Fewer than 3,000 Pearl Harbor survivors remain as witnesses of “a day that will live in infamy. ”
President Franklin D. Roosevelt’s speech here:
Yesterday, December 7, 1941—a date which will live in infamy—the United States of America was suddenly and deliberately attacked by naval and air forces of the Empire of Japan.
The United States was at peace with that nation, and, at the solicitation of Japan, was still in conversation with its government and its emperor looking toward the maintenance of peace in the Pacific. Indeed, one hour after Japanese air squadrons had commenced bombing in the American island of Oahu, the Japanese ambassador to the United States and his colleague delivered to our secretary of state a formal reply to a recent American message. While this reply stated that it seemed useless to continue the existing diplomatic negotiations, it contained no threat or hint of war or armed attack.

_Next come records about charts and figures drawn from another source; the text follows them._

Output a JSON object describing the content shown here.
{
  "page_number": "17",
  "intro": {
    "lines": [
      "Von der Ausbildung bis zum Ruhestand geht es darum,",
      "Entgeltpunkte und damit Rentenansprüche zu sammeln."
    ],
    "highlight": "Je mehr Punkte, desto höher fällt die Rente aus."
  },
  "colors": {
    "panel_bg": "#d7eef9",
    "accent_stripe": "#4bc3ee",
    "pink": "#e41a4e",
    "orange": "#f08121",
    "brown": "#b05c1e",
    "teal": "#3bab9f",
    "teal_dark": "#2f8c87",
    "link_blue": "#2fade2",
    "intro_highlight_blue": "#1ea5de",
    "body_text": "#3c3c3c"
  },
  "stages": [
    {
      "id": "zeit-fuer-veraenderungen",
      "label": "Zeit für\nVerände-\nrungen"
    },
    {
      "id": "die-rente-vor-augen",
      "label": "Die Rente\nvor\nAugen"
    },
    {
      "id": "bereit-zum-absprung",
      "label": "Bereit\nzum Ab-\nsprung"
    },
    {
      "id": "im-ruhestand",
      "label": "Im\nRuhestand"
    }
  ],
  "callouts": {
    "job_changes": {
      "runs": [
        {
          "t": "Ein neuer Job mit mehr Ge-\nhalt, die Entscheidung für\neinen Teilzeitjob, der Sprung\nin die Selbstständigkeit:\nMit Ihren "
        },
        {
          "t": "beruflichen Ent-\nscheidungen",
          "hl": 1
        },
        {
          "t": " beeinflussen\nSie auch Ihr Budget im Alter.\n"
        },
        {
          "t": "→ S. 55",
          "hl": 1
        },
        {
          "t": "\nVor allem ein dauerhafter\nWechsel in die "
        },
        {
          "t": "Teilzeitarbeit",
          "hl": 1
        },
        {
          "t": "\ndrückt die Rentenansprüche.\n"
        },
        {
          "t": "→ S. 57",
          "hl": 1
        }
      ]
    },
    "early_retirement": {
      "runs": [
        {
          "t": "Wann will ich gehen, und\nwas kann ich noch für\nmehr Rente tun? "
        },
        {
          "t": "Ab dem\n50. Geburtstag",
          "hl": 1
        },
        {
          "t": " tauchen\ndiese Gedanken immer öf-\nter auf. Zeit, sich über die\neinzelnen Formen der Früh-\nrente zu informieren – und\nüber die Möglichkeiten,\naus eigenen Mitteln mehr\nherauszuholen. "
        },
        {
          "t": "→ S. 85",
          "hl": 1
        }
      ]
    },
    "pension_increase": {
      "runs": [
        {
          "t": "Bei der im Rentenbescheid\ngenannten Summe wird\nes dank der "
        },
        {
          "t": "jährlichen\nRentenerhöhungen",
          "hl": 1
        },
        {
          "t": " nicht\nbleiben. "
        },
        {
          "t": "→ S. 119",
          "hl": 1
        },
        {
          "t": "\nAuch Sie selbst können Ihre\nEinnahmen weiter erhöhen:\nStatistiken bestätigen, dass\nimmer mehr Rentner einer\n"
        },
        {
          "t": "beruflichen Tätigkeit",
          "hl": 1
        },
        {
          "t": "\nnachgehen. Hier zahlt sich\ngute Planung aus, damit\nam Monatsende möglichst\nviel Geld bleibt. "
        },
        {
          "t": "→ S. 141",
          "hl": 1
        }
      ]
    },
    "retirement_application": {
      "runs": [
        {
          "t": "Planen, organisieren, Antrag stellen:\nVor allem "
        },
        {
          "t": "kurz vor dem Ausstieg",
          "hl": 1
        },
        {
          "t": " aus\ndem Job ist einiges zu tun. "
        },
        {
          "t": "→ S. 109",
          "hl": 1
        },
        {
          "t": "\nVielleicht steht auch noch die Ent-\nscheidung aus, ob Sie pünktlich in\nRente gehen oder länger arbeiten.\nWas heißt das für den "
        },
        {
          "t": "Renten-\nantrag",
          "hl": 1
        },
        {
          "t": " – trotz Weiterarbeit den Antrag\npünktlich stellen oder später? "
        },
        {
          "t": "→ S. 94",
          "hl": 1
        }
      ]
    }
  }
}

Pearl Harbor: Day Of Infamy Synopsis
A three hour documentary about Pearl Harbor containing over 25 survivor interviews revealing eyewitness accounts from both American and Japanese veterans. Witness the events of December 7, 1941, as a Japanese carrier fleet launches a surprise attack on Pearl Harbor and the island of Oahu which ultimately demolished the United States Pacific Fleet in under one hour. Approximately 2,500 American lives were lost and numerous US military battleships and aircraft were destroyed.
Pearl Harbor: An account from the VA blog:
It was a quiet and beautiful Sunday morning at Hawaii’s Pearl Harbor—home of America’s Pacific Fleet. Many of the 60,000 Sailors and other military personnel stationed there were still in their bunks resting after a Saturday night on the town. Some were eating breakfast; a few were on duty, others just straggling in. What appeared to be another day in paradise would quickly turn into a nightmare.
At five minutes before 8:00 AM on December 7, 1941, 183 Japanese aircraft raced across the mountains north of Pearl Harbor with a mission to destroy the U.S. Fleet. Bombs were dropped on fuel and ammunition dumps, buildings, and ships. Japanese pilots strafed the same with wing-mounted machine guns while others dropped torpedoes.
The attack was a surprise. Some Sailors went down with their ships. Some were trapped only to drown inside as water replaced the air in the sinking ship.
Some had to choose between staying aboard a doomed ship, or take a chance by diving into a harbor aflame with burning oil, littered with the dead bodies of their fellow service members. It was truly a living hell.